Ann Intern Med. 2017 Nov 21;167(10):698-705

Authors: Miró Ò, Rossello X, Gil V, Martín-Sánchez FJ, Llorens P, Herrero-Puente P, Jacob J, Bueno H, Pocock SJ, ICA-SEMES Research Group

Abstract
Background: Physicians in the emergency department (ED) need additional tools to stratify patients with acute heart failure (AHF) according to risk.
Objective: To predict mortality using data that are readily available at ED admission.
Design: Prospective cohort study.
Setting: 34 Spanish EDs.
Participants: The derivation cohort included 4867 consecutive ED patients admitted during 2009 to 2011. The validation cohort comprised 3229 patients admitted in 2014.
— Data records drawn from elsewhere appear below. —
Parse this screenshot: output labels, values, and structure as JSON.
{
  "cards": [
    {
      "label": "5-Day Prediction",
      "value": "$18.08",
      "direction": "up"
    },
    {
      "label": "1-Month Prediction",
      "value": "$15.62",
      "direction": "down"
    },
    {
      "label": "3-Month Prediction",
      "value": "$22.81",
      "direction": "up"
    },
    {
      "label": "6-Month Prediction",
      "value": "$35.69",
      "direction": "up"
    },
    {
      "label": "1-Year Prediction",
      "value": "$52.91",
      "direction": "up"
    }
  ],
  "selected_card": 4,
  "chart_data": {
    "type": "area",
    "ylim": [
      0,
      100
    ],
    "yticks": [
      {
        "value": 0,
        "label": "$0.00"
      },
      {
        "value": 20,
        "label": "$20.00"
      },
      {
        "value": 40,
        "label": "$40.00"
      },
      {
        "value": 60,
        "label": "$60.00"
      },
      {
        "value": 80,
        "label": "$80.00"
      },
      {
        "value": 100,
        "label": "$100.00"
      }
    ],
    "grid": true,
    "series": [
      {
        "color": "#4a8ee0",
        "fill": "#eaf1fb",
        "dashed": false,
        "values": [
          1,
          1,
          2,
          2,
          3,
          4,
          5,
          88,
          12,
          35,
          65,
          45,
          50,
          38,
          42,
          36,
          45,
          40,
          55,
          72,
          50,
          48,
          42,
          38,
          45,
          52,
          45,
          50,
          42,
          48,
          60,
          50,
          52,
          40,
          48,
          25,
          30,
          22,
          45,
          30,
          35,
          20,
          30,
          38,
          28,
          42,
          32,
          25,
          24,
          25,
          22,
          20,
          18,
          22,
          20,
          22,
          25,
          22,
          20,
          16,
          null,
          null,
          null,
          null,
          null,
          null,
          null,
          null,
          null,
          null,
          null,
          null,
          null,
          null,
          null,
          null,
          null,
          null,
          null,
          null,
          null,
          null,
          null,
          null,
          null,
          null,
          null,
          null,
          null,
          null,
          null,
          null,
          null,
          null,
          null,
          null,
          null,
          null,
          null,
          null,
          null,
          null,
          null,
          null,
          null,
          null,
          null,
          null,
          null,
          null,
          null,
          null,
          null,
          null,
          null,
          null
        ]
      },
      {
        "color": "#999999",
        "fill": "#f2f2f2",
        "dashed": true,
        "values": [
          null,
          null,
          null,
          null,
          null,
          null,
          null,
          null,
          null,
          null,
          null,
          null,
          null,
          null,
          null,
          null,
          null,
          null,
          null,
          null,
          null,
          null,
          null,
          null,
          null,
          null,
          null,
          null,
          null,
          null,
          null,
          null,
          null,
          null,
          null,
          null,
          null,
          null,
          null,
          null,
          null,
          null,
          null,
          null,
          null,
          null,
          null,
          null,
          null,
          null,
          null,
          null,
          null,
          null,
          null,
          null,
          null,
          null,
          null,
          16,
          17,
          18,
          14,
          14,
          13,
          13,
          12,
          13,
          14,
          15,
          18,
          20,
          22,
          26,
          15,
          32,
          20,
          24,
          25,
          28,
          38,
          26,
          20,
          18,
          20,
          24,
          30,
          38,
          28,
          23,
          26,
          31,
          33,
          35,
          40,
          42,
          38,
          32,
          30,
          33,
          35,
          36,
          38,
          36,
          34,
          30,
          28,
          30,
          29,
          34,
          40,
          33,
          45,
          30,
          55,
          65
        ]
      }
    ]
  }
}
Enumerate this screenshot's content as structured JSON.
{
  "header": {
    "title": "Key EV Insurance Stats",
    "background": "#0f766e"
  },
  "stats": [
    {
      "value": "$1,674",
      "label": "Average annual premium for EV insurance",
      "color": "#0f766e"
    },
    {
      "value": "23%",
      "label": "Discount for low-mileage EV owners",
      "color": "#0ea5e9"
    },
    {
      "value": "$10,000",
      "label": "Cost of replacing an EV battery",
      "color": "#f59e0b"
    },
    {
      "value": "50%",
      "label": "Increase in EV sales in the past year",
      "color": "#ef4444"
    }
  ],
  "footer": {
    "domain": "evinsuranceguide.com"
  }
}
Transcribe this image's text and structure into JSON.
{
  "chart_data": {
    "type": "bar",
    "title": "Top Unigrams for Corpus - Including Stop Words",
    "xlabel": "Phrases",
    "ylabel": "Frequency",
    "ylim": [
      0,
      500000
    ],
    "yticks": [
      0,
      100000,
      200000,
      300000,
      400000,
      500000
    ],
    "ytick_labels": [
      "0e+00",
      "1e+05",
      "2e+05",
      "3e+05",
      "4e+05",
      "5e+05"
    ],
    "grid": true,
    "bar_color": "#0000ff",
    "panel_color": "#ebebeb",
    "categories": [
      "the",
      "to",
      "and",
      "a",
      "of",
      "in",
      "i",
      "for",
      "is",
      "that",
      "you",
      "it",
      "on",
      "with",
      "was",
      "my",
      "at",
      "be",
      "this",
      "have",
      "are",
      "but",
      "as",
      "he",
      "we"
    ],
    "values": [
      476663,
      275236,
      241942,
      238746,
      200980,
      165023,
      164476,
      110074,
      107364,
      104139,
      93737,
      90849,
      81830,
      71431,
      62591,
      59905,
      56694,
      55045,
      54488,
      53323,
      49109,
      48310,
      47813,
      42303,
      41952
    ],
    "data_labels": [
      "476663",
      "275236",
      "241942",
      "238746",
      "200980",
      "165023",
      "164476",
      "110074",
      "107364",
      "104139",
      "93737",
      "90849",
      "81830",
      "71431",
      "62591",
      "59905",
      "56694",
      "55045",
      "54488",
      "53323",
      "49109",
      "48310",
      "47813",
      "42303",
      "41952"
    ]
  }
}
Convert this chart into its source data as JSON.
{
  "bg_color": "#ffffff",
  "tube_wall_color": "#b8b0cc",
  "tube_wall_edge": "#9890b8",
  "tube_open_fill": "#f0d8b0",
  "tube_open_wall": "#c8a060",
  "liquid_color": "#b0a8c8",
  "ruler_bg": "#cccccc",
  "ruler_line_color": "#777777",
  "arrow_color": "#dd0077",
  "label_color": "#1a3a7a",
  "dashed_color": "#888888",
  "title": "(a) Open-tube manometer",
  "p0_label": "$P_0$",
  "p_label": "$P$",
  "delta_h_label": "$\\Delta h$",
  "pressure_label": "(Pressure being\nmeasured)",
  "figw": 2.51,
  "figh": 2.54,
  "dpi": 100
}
Measurements: 88 candidate risk factors and 30-day mortality.
Results: Thirteen independent risk factors were identified in the derivation cohort and were combined into an overall score, the MEESSI-AHF (Multiple Estimation of risk based on the Emergency department Spanish Score In patients with AHF) score. This score predicted 30-day mortality with excellent discrimination (c-statistic, 0.836) and calibration (Hosmer-Lemeshow P = 0.99) and provided a steep gradient in 30-day mortality across risk groups (<2% for patients in the 2 lowest risk quintiles and 45% in the highest risk decile). These characteristics were confirmed in the validation cohort (c-statistic, 0.828). Multiple sensitivity analyses did not find important amounts of confounding or bias.
Limitations: The study was confined to a single country. Participating EDs were not selected randomly. Many patients had missing data. Measurement of some risk factors was subjective.
Conclusion: This tool has excellent discrimination and calibration and was validated in a different cohort from the one that was used to develop it. Physicians can consider using this tool to inform clinical decisions as further studies are done to determine whether the tool enhances physician decision making and improves patient outcomes.
Primary Funding Source: Instituto de Salud Carlos III, Spanish Ministry of Health; Fundació La Marató de TV3; and Catalonia Govern.